In the last blog we looked at the very current crisis facing the world; plastic pollution and the damage it is causing to us and our environment. In this blog we are focussing on how health services reduce their plastic waste.
It is not an easy subject to tackle, as of course patient safety and cost reductions are difficult to balance at the best of times. According to the World Health organisation (WHO), 85% of hospital waste is non-infectious and yet, the majority of that is not recycled, but instead sent to land fill or burned. China’s recent crackdown on imported waste (they used to import plastics and mixed paper to recycle from across the globe) is compounding this issue, with nearly 25% of hospital waste being plastics.
In the US, there are programmes and initiatives in place that are resulting in hospitals making headway on this issue. If you take a look at HPRC, they have progressive, actionable ideas for the American sector. Healthcare facilities taking part in these initiatives are able to send waste equipment such as catheters, orthopaedic blades, blood pressure cuffs etc, to third party reprocessing facilities where they receive a rebate or credit to procure at a lower cost. In addition they promote donation programmes where materials can be sent overseas to healthcare facilities with limited resources. Initiatives like these are fantastic, but it is noted that they require education, time and energy from hospital staff to see them successfully implemented.
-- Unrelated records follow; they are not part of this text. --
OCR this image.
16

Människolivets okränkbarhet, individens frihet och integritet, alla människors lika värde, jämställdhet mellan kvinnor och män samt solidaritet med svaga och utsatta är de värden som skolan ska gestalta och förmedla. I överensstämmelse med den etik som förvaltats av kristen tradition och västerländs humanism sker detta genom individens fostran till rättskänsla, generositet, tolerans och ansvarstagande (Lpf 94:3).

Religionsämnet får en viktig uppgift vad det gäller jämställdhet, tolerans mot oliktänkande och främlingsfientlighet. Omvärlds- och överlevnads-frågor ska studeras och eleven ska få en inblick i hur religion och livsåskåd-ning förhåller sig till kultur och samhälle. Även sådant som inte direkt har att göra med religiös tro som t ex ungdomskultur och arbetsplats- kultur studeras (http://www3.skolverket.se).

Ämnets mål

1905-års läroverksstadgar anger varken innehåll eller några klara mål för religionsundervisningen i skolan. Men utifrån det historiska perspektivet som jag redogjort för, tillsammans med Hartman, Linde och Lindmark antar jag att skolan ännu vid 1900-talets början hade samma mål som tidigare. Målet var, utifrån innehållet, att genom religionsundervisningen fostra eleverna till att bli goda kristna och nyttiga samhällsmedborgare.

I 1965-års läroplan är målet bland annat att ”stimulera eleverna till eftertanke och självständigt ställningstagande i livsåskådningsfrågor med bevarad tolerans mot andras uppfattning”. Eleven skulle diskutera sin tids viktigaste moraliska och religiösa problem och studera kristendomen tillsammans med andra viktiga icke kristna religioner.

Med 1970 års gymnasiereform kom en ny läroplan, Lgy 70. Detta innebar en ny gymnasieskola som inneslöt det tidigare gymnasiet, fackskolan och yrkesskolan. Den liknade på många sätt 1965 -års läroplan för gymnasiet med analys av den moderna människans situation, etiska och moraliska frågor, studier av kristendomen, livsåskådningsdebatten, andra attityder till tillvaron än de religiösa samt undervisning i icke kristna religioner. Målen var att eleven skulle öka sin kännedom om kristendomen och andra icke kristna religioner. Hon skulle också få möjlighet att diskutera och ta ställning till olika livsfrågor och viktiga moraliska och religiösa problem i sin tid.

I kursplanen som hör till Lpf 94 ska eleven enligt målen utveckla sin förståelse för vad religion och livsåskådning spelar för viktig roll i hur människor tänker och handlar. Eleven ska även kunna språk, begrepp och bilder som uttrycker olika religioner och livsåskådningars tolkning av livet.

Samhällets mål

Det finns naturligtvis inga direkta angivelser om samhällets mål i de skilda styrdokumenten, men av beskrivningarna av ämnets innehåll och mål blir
So how is Australia handling this growing issue? Charterhouse reached out to our contacts to discuss this issue and it was very encouraging to see that it is at least in the forefront of most health care providers minds in Australia, and that is how change starts.
One company leading the way with Hospital PVC recycling have had some great success stories, and note on their website that Footscray Hospital in Victoria, were the first hospital to start recycling PVC after one of their Anaesthetists noticed too much plastic was being thrown away. Western Heath now recycle IV fluid bags, oxygen masks and oxygen tubing as part of their recycling programme and the benefits have not only been environmental, but also financial. Western Health identified that clinical waste costs three times more to send to landfill than general waste, so any reduction of in this area positively impacts the bottom line. In another hospital, they have seen the recycling programme spread from just Theatre & Recovery to multiple clinical areas (including ICU and Dialysis) across four different sites. At present, approximately four tonnes of PVC is recycled each year. This is the equivalent of 28km of garden hose each year. Recycling PVC has become an ingrained habit at Western Health, with nursing staff keen to develop more recycling programmes for other disposable clinical products. Take a look at the website and read some of the success stories for yourself. http://recyclinginhospitals.com.au/success-stories/
Many Australian health services are looking at their current suppliers and actively choosing to use suppliers that have sustainability and waste reduction central to their operations. A focus on recycling is just one link in the chain; the focus on sustainable business practice should extend from procurement to disposal.
Individual GP practices have taken steps to reduce waste from replacing plastic cups and water bottle vendors, with water coolers and paper cups in the office and to switching to metal non disposable instruments and autoclaving in house wherever possible. All of these initiatives add up.
Australia has an ambitious target to redirect 80% of its waste from landfill by 2030. While this goal is bold, it is also achievable and it is encouraging to see that health providers are taking the bull by the horns on this significant environmental issue.